Admission

Computer Science Colloquium: Tom Kwiatkowski, Google

Tuesday, February 23, 2021 at 4:30 PMPacific Standard Time UTC -08:00

What is a Correct Answer? - Designing Methods of Evaluating Computational Question Answering Systems - Computers that can answer arbitrary user questions are one of the holy grails of Artificial Intelligence. Recently, there has been great progress in question answering technology, fueled by advances in deep learning, and now computers can consistently find good answers to simple questions, from the web. Now, one of our biggest challenges is in working out how to measure how well these computer systems perform at answering the much broader range of questions for which the answer is not always clear.

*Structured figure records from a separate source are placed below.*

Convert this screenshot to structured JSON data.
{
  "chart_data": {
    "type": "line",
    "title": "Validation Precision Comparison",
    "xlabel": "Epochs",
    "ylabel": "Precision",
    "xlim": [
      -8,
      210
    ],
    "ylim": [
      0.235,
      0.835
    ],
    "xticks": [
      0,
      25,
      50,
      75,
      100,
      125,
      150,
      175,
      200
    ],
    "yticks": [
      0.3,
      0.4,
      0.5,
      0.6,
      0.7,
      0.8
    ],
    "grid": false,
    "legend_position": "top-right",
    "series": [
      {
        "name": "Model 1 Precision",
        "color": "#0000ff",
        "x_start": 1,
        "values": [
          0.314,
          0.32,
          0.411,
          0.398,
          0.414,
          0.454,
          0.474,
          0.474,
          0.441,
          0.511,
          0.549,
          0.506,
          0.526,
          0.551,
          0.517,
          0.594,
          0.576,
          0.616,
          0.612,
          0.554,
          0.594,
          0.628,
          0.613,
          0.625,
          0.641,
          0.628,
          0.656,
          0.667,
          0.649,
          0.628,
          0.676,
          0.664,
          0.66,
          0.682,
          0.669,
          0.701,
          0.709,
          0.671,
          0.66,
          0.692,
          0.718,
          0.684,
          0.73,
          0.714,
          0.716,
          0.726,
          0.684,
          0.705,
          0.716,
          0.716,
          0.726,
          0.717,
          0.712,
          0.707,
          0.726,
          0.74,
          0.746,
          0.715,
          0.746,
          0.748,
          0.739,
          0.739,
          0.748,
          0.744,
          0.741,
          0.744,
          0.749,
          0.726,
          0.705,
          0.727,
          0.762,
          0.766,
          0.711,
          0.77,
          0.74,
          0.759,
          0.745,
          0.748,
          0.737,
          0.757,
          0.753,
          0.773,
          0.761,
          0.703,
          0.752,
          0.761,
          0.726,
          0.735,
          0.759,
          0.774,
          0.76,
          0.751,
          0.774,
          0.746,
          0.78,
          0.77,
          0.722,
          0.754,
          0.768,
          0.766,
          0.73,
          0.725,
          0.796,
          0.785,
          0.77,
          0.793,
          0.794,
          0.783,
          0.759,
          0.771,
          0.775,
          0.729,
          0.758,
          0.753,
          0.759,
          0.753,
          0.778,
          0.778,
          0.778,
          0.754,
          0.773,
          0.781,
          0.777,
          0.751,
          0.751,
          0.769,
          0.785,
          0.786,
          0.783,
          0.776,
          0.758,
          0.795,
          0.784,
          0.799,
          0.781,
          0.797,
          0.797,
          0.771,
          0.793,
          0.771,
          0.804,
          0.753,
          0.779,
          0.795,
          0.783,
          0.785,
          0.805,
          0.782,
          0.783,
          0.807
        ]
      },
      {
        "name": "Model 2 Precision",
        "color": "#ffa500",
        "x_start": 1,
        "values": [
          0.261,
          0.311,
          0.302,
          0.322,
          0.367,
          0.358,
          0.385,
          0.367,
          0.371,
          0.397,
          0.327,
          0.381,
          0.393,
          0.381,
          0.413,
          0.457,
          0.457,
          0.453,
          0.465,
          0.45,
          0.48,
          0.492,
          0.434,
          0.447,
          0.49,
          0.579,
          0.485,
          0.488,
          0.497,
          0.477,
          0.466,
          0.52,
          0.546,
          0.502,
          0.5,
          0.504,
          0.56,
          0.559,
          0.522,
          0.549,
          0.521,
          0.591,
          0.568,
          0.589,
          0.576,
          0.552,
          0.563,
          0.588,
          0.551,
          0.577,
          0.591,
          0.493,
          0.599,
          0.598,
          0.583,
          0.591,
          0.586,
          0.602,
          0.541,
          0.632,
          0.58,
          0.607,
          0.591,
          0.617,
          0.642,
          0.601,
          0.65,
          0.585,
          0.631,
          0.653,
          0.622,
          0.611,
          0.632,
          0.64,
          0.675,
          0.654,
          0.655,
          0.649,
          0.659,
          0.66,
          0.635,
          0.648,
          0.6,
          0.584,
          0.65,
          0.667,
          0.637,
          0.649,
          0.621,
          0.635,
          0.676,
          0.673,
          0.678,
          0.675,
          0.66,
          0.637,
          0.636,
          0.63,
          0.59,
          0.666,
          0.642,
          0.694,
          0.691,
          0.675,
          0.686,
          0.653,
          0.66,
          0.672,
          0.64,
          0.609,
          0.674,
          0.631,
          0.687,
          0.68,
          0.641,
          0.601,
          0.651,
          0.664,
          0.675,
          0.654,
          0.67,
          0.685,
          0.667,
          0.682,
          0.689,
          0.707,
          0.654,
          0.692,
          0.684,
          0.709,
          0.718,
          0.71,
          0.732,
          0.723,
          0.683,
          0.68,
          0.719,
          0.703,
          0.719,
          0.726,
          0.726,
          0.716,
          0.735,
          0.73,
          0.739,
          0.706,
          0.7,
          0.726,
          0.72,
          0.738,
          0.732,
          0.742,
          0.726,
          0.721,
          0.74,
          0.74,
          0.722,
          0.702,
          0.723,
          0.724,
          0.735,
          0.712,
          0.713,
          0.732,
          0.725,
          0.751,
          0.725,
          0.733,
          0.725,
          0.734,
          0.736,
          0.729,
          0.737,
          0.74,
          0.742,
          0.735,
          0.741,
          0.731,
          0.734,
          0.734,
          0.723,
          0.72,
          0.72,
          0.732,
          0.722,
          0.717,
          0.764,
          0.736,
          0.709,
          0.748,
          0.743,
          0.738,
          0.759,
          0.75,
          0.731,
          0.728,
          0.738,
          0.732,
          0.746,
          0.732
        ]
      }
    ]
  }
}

In this talk I will present a deep dive into the design decisions that went into creating Natural Questions (NQ), a question answering benchmark from Google. NQ contains real user questions, which require an understanding of the questioner's intent. NQ also requires systems to read entire Wikipedia pages to decide whether they fully answer a question. This is much harder than finding an answer given the knowledge that one is present. I will convince you that the question 'when was the last time a hurricane hit massachusetts?' is under-specified with many reasonable answers, and I will tell you how we developed robust evaluation metrics to deal with this ambiguity.

Bio:
Tom is a Research Scientist in Google's New York office. His focus is on building representations of the knowledge that is expressed in text, and he has a particular interest in modeling the ways in which different texts agree and disagree with each other. Tom has worked on question answering products at Google, as well as engaging with academia. Before joining Google he did a PhD in Edinburgh with Sharon Goldwater and Mark Steedman, and a post-doc at the University of Washington with Luke Zettlemoyer. Both Tom's PhD and post-doc had a focus on semantic parsing and grammar induction.